Penggunaan obat secara bersamaan dapat menimbulkan efek samping mulai dari yang ringan, sedang, hingga parah. Jadi, sebelum menyarankan penggunaan mifepristone, ada baiknya mengecek terlebih dahulu riwayat maupun penyakit yang sedang diderita oleh perempuan yang akan melakukan terminasi kehamilan dengan aborsi medis.
Misoprostol
Misoprostol adalah obat yang beredar di Indonesia dengan banyak nama (merk dagang), di antaranya yang paling populer adalah Cytotec dan Gastrul. Obat-obatan itu telah sejak lama dikenal sebagai obat penggugur kandungan dan seringkali dijual secara online. Misoprostol sendiri sebenarnya adalah obat yang digunakan untuk mencegah dan mengobati tukak lambung.
Obat ini masuk dalam daftar obat-obatan esensial dan dijual di banyak apotek di Indonesia. Namun, karena obat ini juga dapat digunakan untuk terminasi kehamilan, maka aksesnya dibatasi dengan sangat ketat dan kebanyakan hanya dapat dibeli dengan resep dokter.
Misoprostol merupakan analog prostaglandin E1 sintetik yang telah lama digunakan dalam praktik obstetrik dan ginekologi. Prostaglandin sendiri merupakan zat dengan struktur kimia yang menyerupai hormon dan berfungsi untuk merangsang otot-otot uterus berkontraksi.
Saat menstruasi, prostaglandin merangsang kontraksi untuk membantu pengeluaran darah, sedangkan pada perempuan hamil, prostaglandin memicu terjadinya kontraksi pada uterus dan membuat serviks terbuka lebar untuk mempercepat proses persalinan. Jika digunakan saat hamil, obat-obatan yang mengandung prostaglandin dapat memicu kontraksi dan menyebabkan keguguran.
Berdasarkan penelitian, misoprostol dapat digunakan untuk melakukan prosedur aborsi medis, penanganan medis untuk keguguran, induksi persalinan, pembukaan serviks sebelum prosedur pembedahan, dan perawatan perdarahan pasca persalinan.
Terbatasnya akses misoprostol hingga saat ini membuat obat tersebut sering dipalsukan (diganti dengan obat lain) dan dijual dengan harga yang sangat tinggi. Ada pula yang menjual misoprostol dengan dosis dan panduan pemakaian yang tidak sesuai prosedur sehingga sering menyebabkan kegagalan tindakan. Hal tersebut membuat prosedur aborsi medis yang seharusnya aman jadi membahayakan.

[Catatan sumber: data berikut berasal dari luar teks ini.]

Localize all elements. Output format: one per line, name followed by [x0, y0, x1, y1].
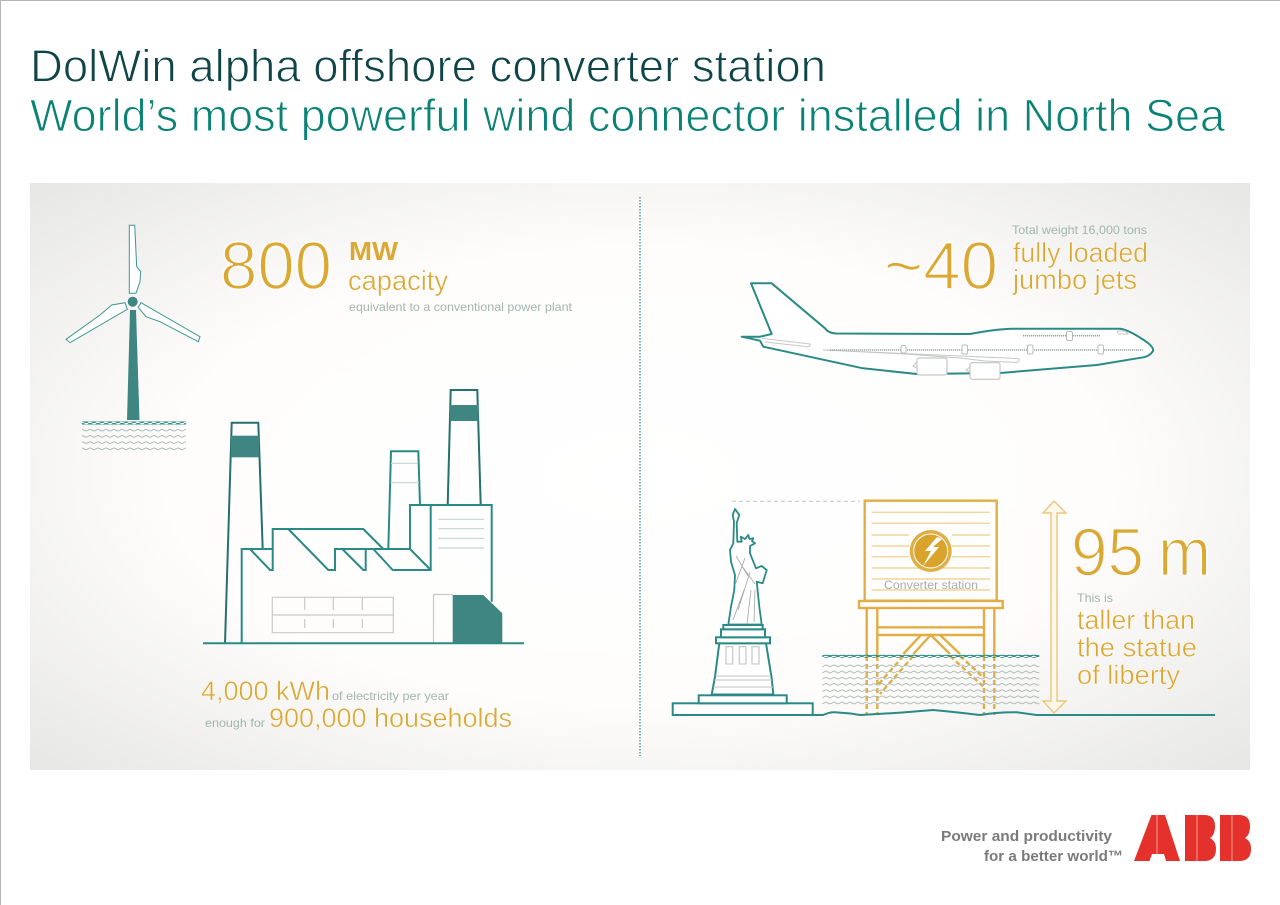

Kesalahan dosis dan prosedur penggunaan, serta keaslian dan kandungan obat yang tidak dapat dipastikan bisa menurunkan efektivitas, bahkan sampai mengancam keselamatan. Namun begitulah kenyataannya hingga saat ini. Akses misoprostol yang ketat dan dibatasi penggunaannya berbanding terbalik dengan tingkat kebutuhannya sehingga banyak yang mengakses misoprostol sambil bertaruh dengan segala kemungkinan dan risiko.